Par Mercredi 2 mars 2016 Permalink 5

Depuis 50 ans, plus personne ne songeait sérieusement à un coup d’état possible en France. Il y a bien eu le livre de François Mitterrand, mais il dénonçait plus la solidité du pouvoir que sa faiblesse et par la même aussi intelligent qu’il fût, montrait qu’un vrai coup d’état était inenvisageable. Aujourd’hui, les élites dirigeantes en ont peur et le peuple ne serait pas vraiment surpris d’en vivre un.

Les présidentielles de 2002 ont acté la rupture de la société française qui essaya de faire comprendre que la politique suivie ne lui convenait pas. Depuis le vote populaire n’est plus qu’une corvée à laquelle se soumet un groupe monopolisant le pouvoir et interdisant toute contestation. Sarkozy fut le grand espoir déçu et Hollande, la petite vengeance du peuple contre le précédent. Mais le terrible échec d’un président qui avait tout misé sur une reprise mondiale que personne n’a jamais ressentie, pour ne rien changer à la société, semble être venu à bout de la patience des français.

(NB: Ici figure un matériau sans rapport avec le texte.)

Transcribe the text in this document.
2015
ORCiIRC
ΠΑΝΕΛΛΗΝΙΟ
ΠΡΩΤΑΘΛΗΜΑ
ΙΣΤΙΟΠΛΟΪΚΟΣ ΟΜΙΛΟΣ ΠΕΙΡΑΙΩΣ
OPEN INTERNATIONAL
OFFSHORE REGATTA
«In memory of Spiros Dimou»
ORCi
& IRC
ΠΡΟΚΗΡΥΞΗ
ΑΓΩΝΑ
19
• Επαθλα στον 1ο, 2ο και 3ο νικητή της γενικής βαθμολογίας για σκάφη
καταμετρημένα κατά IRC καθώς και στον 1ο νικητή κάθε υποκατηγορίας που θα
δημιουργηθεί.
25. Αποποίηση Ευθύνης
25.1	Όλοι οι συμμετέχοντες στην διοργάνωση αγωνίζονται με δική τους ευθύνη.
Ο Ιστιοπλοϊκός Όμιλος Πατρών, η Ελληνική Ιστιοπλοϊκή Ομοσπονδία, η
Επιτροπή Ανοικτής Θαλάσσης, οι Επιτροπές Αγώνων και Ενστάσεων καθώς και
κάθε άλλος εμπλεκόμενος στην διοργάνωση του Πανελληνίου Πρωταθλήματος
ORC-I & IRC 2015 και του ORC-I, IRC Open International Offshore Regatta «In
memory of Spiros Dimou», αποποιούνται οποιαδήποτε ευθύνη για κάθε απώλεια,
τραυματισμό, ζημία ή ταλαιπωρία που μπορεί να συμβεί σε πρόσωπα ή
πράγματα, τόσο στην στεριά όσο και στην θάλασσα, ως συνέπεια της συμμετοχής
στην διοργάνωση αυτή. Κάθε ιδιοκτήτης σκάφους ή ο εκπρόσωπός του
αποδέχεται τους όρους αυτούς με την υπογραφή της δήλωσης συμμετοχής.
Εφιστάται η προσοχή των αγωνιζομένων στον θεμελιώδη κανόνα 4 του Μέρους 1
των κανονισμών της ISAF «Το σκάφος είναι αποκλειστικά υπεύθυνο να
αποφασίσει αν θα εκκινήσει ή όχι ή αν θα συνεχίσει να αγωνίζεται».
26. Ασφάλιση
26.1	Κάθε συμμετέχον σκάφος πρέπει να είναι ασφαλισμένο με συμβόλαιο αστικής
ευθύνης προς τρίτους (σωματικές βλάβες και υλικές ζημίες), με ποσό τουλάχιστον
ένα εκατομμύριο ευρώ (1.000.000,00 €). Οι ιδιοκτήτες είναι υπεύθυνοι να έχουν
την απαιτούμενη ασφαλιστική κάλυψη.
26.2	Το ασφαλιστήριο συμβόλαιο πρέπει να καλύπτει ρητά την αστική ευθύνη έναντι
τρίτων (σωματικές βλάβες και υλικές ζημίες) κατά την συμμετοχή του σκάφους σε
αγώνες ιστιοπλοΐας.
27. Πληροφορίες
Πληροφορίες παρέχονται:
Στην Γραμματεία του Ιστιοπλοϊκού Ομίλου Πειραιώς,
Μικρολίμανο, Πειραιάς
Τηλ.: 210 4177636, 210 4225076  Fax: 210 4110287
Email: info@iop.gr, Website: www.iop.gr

Un président de la république peut-il continuer à se maintenir à son poste avec le seul soutien de la population immigrée de fraîche date et vivement naturalisée? Les tenants d’une religion peuvent-ils continuer de tuer en France ceux qui n’en sont pas? Un peuple, parce que la France était un peuple, peut-il continuer à se sentir année après année toujours plus mal à l’aise dans son propre pays? La jeunesse qui n’a pas fait les grandes écoles, ne peut-elle continuer à vivre qu’en passant d’un stage à un contrat de travail de 3 ou 6 mois sans espoir de stabilité? Peut-on continuer à voir des pans entiers du territoire abandonner à l’islamisation de la société? Doit-on définitivement et passivement accepter un transfert de souveraineté du peuple à des institutions hors sol qui se moquent comme d’une guigne du bien être des gens? Poser ces questions, c’est y répondre!

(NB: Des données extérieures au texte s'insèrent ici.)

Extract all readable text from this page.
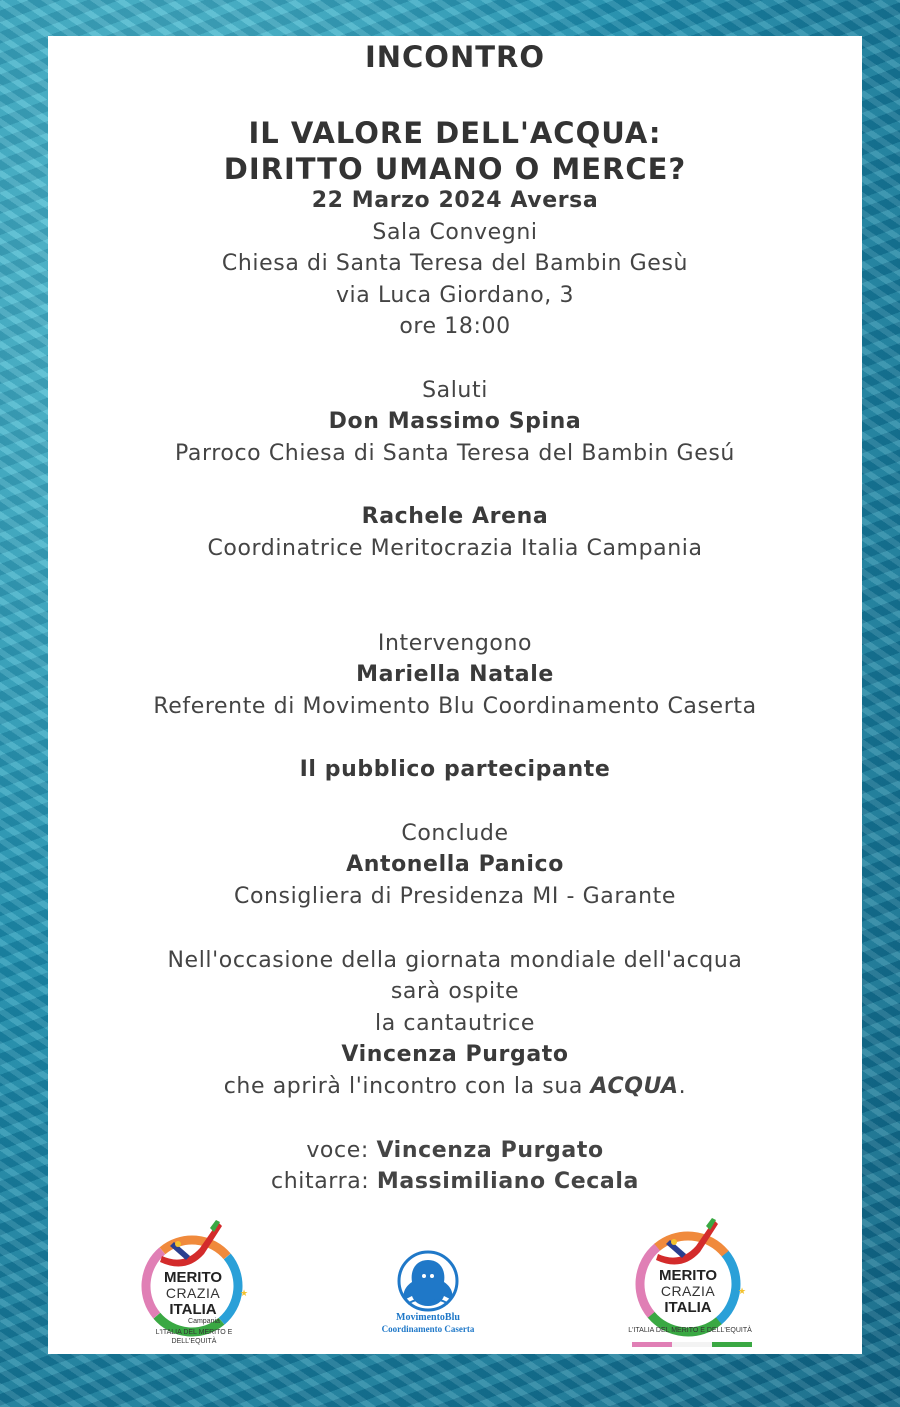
INCONTRO
IL VALORE DELL'ACQUA:
DIRITTO UMANO O MERCE?
22 Marzo 2024 Aversa
Sala Convegni
Chiesa di Santa Teresa del Bambin Gesù
via Luca Giordano, 3
ore 18:00
Saluti
Don Massimo Spina
Parroco Chiesa di Santa Teresa del Bambin Gesú
Rachele Arena
Coordinatrice Meritocrazia Italia Campania
Intervengono
Mariella Natale
Referente di Movimento Blu Coordinamento Caserta
Il pubblico partecipante
Conclude
Antonella Panico
Consigliera di Presidenza MI - Garante
Nell'occasione della giornata mondiale dell'acqua
sarà ospite
la cantautrice
Vincenza Purgato
che aprirà l'incontro con la sua ACQUA.
voce: Vincenza Purgato
chitarra: Massimiliano Cecala
★
MERITO
CRAZIA
ITALIA
Campania
L'ITALIA DEL MERITO E DELL'EQUITÀ
MovimentoBlu
Coordinamento Caserta
★
MERITO
CRAZIA
ITALIA
L'ITALIA DEL MERITO E DELL'EQUITÀ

L’arrestation rocambolesque du général de la légion étrangère à Calais montre que les grands corps gardent un certain libre arbitre. Il a fallu un groupe de sécurité privé pour obéir aux ordres du préfet, agent du gouvernement. Ni les militaires, ni les CRS n’ont voulu s’y coller! Les dirigeants se crispent en acceptant de moins en moins une contestation visible et démocratique de leur politique dans les rues. Les manifestations syndicales tolérées dans quelques jours ont des revendications économiques. Leur transformation en un mouvement sociétal profond défendant  une certaine idée de la France en opposition avec celle qui est imposée, serait une braise, déclencheur d’incendie.

Le mécontentement gronde et l’état profond, celui de l’administration, de la police et de l’armée est composé de français pas plus imperméables que les autres à la terrible situation du pays. François Hollande tiendra-t-il encore 14 mois à l’Elysée? C’est loin d’être sûr!